ByrnesMedia

THREE LONG ISLAND FM’S MOVING INTO SATELLITE RADIO-LIKE MODE

Kurt Hanson – RAIN

Later this week, The Morey Organization, Inc. (TMO), Long Island's largest privately owned media company, which owns three Long Island pop/rock FM stations, is relaunching them in a new approach that mimics satellite radio, which they call "FM Channel Casting."

 

Described on their press release as "the next generation of radio," TMO says that it "has reinvented the medium by creating the nation's ONLY completely FREE music source... and it not only surpasses traditional AM and FM broadcasting, but it rivals satellite and Internet radio as well.

 

Its approach involves (A) changing the branding of the stations to channel numbers (e.g., "WLIR 98.5 FM" becomes "Channel 98"), (B) eliminating DJs entirely, and (C) dropping 30 and 60-second spots in favor of sponsored hours (sold via its website) in which the sponsor gets four brief mentions per hour. TMO plans to characterize this as "commercial free."

 

"The advent of satellite radio has presented the industry with a bigger challenge than ever before and we as broadcasters cannot put our heads in the sand and pretend that it won't affect our medium," said John Caracciolo, President of TMO. "We cannot stop technology.
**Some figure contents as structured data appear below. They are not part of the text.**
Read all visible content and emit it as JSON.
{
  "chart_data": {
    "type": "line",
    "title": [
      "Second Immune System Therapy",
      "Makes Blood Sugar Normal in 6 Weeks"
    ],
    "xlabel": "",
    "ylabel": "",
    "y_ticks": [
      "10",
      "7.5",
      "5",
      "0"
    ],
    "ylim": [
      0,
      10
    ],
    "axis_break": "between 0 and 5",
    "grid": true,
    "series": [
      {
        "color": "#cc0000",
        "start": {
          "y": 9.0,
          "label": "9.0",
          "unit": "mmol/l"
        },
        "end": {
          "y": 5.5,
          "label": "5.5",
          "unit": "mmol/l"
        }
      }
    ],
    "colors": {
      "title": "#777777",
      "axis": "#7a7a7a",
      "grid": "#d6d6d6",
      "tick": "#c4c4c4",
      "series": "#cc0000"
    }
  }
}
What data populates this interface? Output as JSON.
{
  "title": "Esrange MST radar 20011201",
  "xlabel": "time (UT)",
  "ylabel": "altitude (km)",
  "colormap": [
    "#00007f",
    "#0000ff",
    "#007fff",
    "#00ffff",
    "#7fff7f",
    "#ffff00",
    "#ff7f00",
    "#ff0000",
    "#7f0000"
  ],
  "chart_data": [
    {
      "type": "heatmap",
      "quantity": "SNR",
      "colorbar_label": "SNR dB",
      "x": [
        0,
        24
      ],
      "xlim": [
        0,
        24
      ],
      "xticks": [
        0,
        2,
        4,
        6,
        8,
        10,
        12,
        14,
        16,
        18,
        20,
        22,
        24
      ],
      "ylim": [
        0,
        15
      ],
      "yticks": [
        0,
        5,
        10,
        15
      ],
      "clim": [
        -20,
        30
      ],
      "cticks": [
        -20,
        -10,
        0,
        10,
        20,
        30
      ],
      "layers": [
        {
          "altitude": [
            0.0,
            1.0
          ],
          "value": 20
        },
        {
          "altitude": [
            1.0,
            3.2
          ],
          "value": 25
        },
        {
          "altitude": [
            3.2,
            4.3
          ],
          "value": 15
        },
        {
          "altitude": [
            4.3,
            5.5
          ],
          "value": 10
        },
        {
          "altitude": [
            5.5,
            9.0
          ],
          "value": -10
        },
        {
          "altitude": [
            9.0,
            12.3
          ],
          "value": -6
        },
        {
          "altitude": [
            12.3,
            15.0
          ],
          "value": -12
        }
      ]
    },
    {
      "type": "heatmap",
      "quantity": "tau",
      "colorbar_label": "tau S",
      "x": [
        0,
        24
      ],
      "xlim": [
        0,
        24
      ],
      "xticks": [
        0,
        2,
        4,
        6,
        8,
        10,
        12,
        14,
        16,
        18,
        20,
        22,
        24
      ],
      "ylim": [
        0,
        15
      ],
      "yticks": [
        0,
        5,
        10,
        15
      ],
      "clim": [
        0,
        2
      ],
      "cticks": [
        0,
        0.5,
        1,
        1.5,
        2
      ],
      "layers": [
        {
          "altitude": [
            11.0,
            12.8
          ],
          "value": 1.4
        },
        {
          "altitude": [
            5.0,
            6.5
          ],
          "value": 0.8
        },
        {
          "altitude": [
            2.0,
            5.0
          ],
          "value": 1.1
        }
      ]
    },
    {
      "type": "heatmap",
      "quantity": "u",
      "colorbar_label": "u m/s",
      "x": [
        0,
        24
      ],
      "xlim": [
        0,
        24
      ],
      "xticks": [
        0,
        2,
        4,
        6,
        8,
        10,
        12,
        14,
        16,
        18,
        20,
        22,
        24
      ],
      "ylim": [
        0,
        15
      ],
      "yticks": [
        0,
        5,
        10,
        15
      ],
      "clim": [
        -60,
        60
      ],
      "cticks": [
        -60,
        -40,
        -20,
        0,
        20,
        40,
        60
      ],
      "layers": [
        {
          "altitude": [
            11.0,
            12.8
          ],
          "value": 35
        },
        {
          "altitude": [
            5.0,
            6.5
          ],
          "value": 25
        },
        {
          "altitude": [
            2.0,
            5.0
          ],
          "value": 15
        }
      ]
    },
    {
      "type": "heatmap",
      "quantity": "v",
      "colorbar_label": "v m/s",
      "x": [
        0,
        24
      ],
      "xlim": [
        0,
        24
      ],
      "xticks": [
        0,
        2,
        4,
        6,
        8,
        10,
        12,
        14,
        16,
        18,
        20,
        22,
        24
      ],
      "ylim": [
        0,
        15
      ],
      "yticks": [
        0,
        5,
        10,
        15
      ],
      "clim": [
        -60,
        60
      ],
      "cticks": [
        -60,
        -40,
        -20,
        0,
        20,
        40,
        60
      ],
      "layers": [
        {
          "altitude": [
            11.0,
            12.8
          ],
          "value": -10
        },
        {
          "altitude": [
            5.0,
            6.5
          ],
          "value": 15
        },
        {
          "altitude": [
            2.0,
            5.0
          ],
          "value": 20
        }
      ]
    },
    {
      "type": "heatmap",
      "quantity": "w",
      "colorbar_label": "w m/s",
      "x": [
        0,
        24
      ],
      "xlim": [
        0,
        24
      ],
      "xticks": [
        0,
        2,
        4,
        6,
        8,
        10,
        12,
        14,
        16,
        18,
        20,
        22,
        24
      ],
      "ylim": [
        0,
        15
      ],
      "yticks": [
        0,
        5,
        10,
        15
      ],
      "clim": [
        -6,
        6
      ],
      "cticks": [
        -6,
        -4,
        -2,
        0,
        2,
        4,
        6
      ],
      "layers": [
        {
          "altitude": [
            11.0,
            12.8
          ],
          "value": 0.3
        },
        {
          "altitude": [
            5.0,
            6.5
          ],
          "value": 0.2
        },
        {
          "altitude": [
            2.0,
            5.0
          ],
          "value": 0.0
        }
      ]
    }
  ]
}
We must live with it, grow with it and keep competitive with it."

 

The press release on the subject asks, "How is it possible to offer the listener commercial free music and offer the advertiser an on-air branding campaign simultaneously? The solution is simple: Brandcasting.

 

"In layman's terms, brandcasting brands your product, service or business through the medium of FM Channel Casting. An average brandcast consists of a one-hour sponsorship of [largely] uninterrupted music through four quick yet efficient messages strategically placed between songs, giving the listener what they want with a low cost proposition to the advertiser.

 

"Through the technology of FM Channel Casting," says Caracciolo, "I truly believe that TMO has revolutionized the industry and saved terrestrial radio. We are confident that FM Channel Casting is the wave of the future for stations throughout the country."

 

There is a odd but interesting logic to this move: If millions of consumers today perceive that XM's and Sirius's music channels are higher-quality products than FM stations because they're music-intensive and largely without air personalities or promotions, then why spend $500K/year or more on air personalities and promotions?

 

And there's a sexy angle to this from a consumer's point of view: "Hey, my FM radio all of a sudden has three satellite-radio-like channels and I'm not paying any subscription fees for them!"

 

It's interesting -- but it makes sense -- that it takes a firm from outside the mainstream of the radio industry to come up with a fresh approach like this.

 

According to an earlier press release: "The Morey Organization, Inc. is Long Island’s leading marketing, advertising and entertainment enterprise. TMO’s strength lies in its unique combination of companies. This includes 107.1 The BOX (WLIR-FM), Long Island’s New Music Alternative; Party 105.3 (WXXP-FM), Long Island's best rhythmic dance and top 40; 98.5 The BONE (WDRE-FM), World Class Rock; Strong Island Events, event production and marketing; The Long Island Press, the Island's largest weekly news and entertainment publication; Morey Creative, Inc., TMO's full-service graphic design and print agency; and Palmer’s Bar & Grill, located inside the Vanderbilt Event Center."

 

Note that there are some parallels between their plans to sell nothing more than mentions and Clear Channel's John Hogan reporting that some advertisers are asking for five and seven-second spots.

 

Two big questions to watch:

 

(1) Will listeners actually find the programming approach appealing? (Note that "Jack FM" formats work pretty well without air personalities.)

 

(2) Will TMO's "brandcasting" approach to spot load and sales department staffing bring in enough revenues to make this approach a smart business move? (The math seems challenging: Traditional stations run perhaps 12-15 units per hour at about a $10 CPM (cost per thousand impressions), or an aggregate $120-150 CPM per hour. With reduced expenses, can TMO live with, say, an aggregate $60-75 CPM per hour? Even if so, will advertisers believe that those four mentions are worth a $15-20 CPM each (when they can buy 60-second spots for $10)? Or am I overestimating TMO's revenue needs?